Foram coletados os dados de 15 pacientes do sexo feminino. A média de idade foi de 39,1 anos (desvio-padrão de 7,9), com idade mínima de 25 e máxima de 52 anos. Em relação a tratamentos anteriores, nove pacientes (60%) nunca haviam feito, duas (13,3%) haviam feito uma vez, uma (6,7%) fizera duas vezes, duas (13,3%) fizeram cinco vezes, e uma (6,7%) havia feito seis vezes.

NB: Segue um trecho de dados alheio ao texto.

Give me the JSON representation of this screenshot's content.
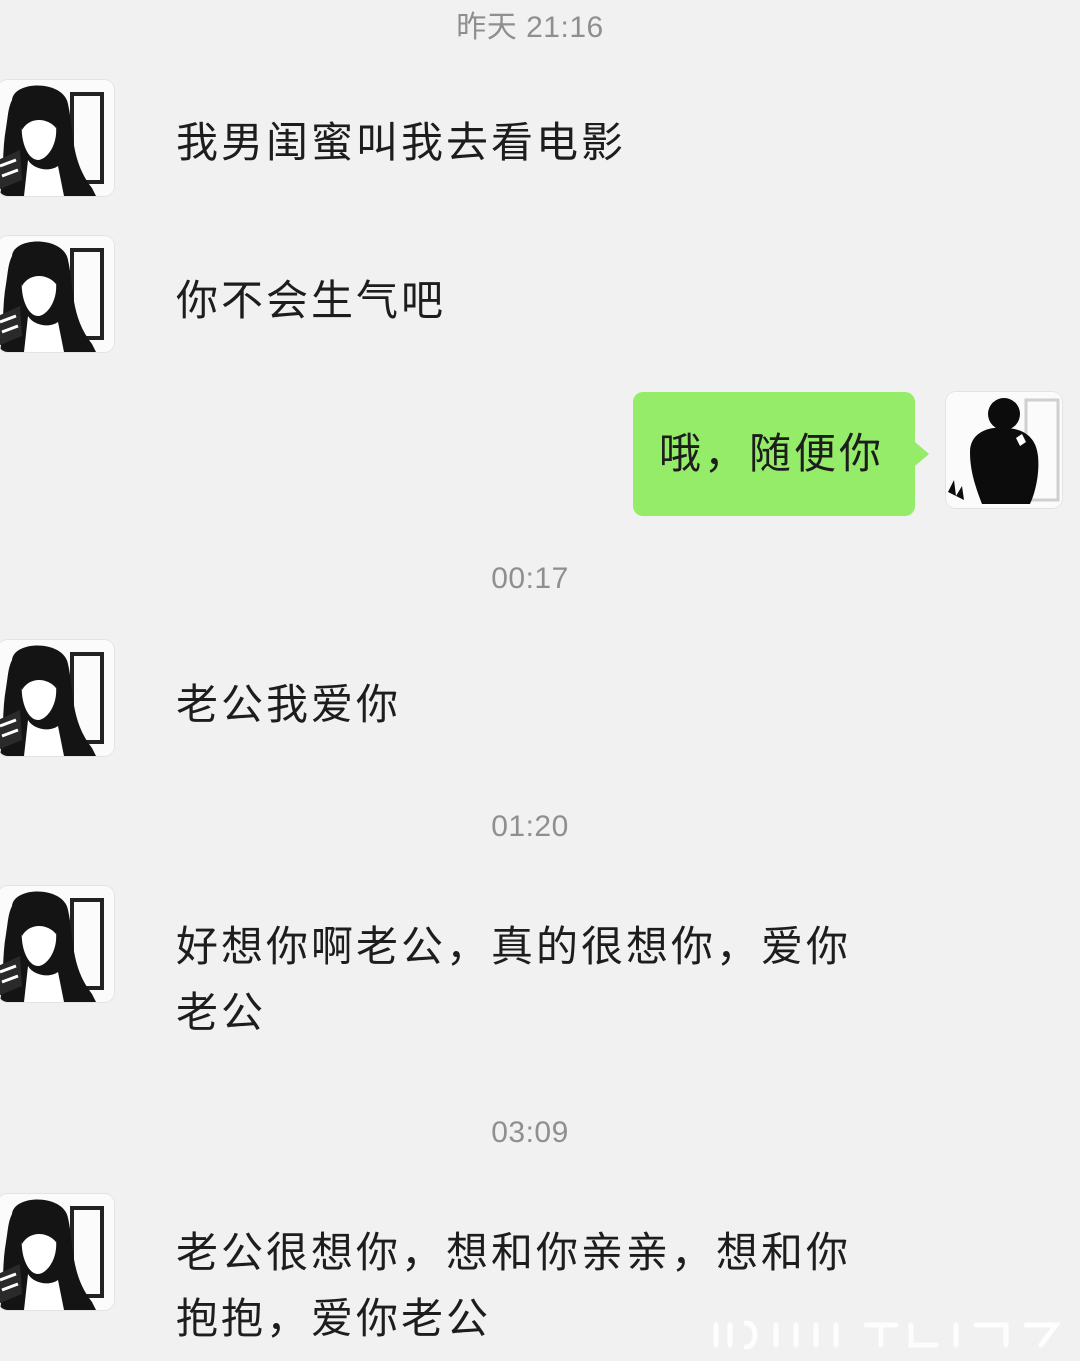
{
  "chat": {
    "timestamps": [
      "昨天 21:16",
      "00:17",
      "01:20",
      "03:09"
    ],
    "messages": [
      {
        "sender": "contact",
        "text": "我男闺蜜叫我去看电影"
      },
      {
        "sender": "contact",
        "text": "你不会生气吧"
      },
      {
        "sender": "self",
        "text": "哦，随便你"
      },
      {
        "sender": "contact",
        "text": "老公我爱你"
      },
      {
        "sender": "contact",
        "lines": [
          "好想你啊老公，真的很想你，爱你",
          "老公"
        ]
      },
      {
        "sender": "contact",
        "lines": [
          "老公很想你，想和你亲亲，想和你",
          "抱抱，爱你老公"
        ]
      }
    ]
  },
  "colors": {
    "background": "#f1f1f1",
    "self_bubble": "#95ec69",
    "timestamp_text": "#8f8f8f"
  },
  "icons": {
    "contact_avatar": "anime-girl-avatar",
    "self_avatar": "silhouette-avatar"
  }
}
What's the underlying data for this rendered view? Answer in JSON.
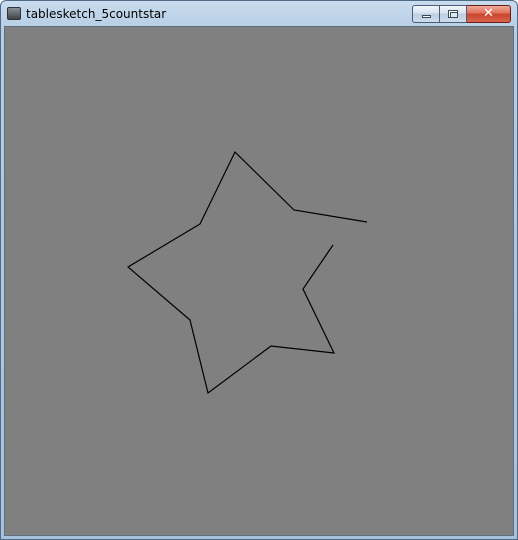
{
  "window": {
    "title": "tablesketch_5countstar",
    "icon": "app-window-icon"
  },
  "caption_buttons": {
    "minimize_icon": "minimize-icon",
    "maximize_icon": "maximize-icon",
    "close_icon": "close-icon",
    "close_glyph": "✕",
    "close_color": "#c8442b"
  },
  "canvas": {
    "background_color": "#808080",
    "stroke_color": "#000000"
  }
}
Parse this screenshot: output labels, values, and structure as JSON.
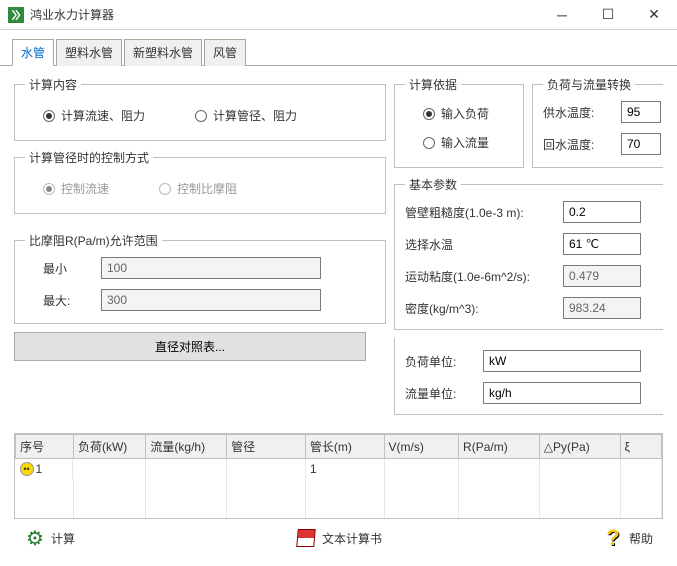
{
  "window": {
    "title": "鸿业水力计算器"
  },
  "tabs": [
    "水管",
    "塑料水管",
    "新塑料水管",
    "风管"
  ],
  "calcContent": {
    "legend": "计算内容",
    "opt1": "计算流速、阻力",
    "opt2": "计算管径、阻力"
  },
  "controlMode": {
    "legend": "计算管径时的控制方式",
    "opt1": "控制流速",
    "opt2": "控制比摩阻"
  },
  "friction": {
    "legend": "比摩阻R(Pa/m)允许范围",
    "minLabel": "最小",
    "min": "100",
    "maxLabel": "最大:",
    "max": "300"
  },
  "diameterBtn": "直径对照表...",
  "calcBasis": {
    "legend": "计算依据",
    "opt1": "输入负荷",
    "opt2": "输入流量"
  },
  "loadFlow": {
    "legend": "负荷与流量转换",
    "supplyLabel": "供水温度:",
    "supply": "95",
    "returnLabel": "回水温度:",
    "return": "70"
  },
  "basic": {
    "legend": "基本参数",
    "roughLabel": "管壁粗糙度(1.0e-3 m):",
    "rough": "0.2",
    "tempLabel": "选择水温",
    "temp": "61 ℃",
    "viscLabel": "运动粘度(1.0e-6m^2/s):",
    "visc": "0.479",
    "densLabel": "密度(kg/m^3):",
    "dens": "983.24"
  },
  "units": {
    "loadLabel": "负荷单位:",
    "load": "kW",
    "flowLabel": "流量单位:",
    "flow": "kg/h"
  },
  "table": {
    "headers": [
      "序号",
      "负荷(kW)",
      "流量(kg/h)",
      "管径",
      "管长(m)",
      "V(m/s)",
      "R(Pa/m)",
      "△Py(Pa)",
      "ξ"
    ],
    "row1": {
      "seq": "1",
      "len": "1"
    }
  },
  "footer": {
    "calc": "计算",
    "doc": "文本计算书",
    "help": "帮助"
  }
}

A maioria dos pacientes apresentou paralisia (Tabela 1) em 48 horas e, em duas semanas, paralisia e simetria (Tabela 2). Foram comparados os lados aplicados com lidocaína e com soro fisiológico, em cada momento de avaliação (Grafico 1). Não houve diferença estatisticamente significativa entre os lados, em nenhum dos tempos avaliados.

Dez (66,7%) pacientes referiram sentir dor. Em relação ao lado tratado com lidocaína houve 3 (20,0%) que referiram dor e em relação ao lado diluído com soro fisiológico foram 8 (53,3%). Não houve diferença estatisticamente significativa (P = 0,180).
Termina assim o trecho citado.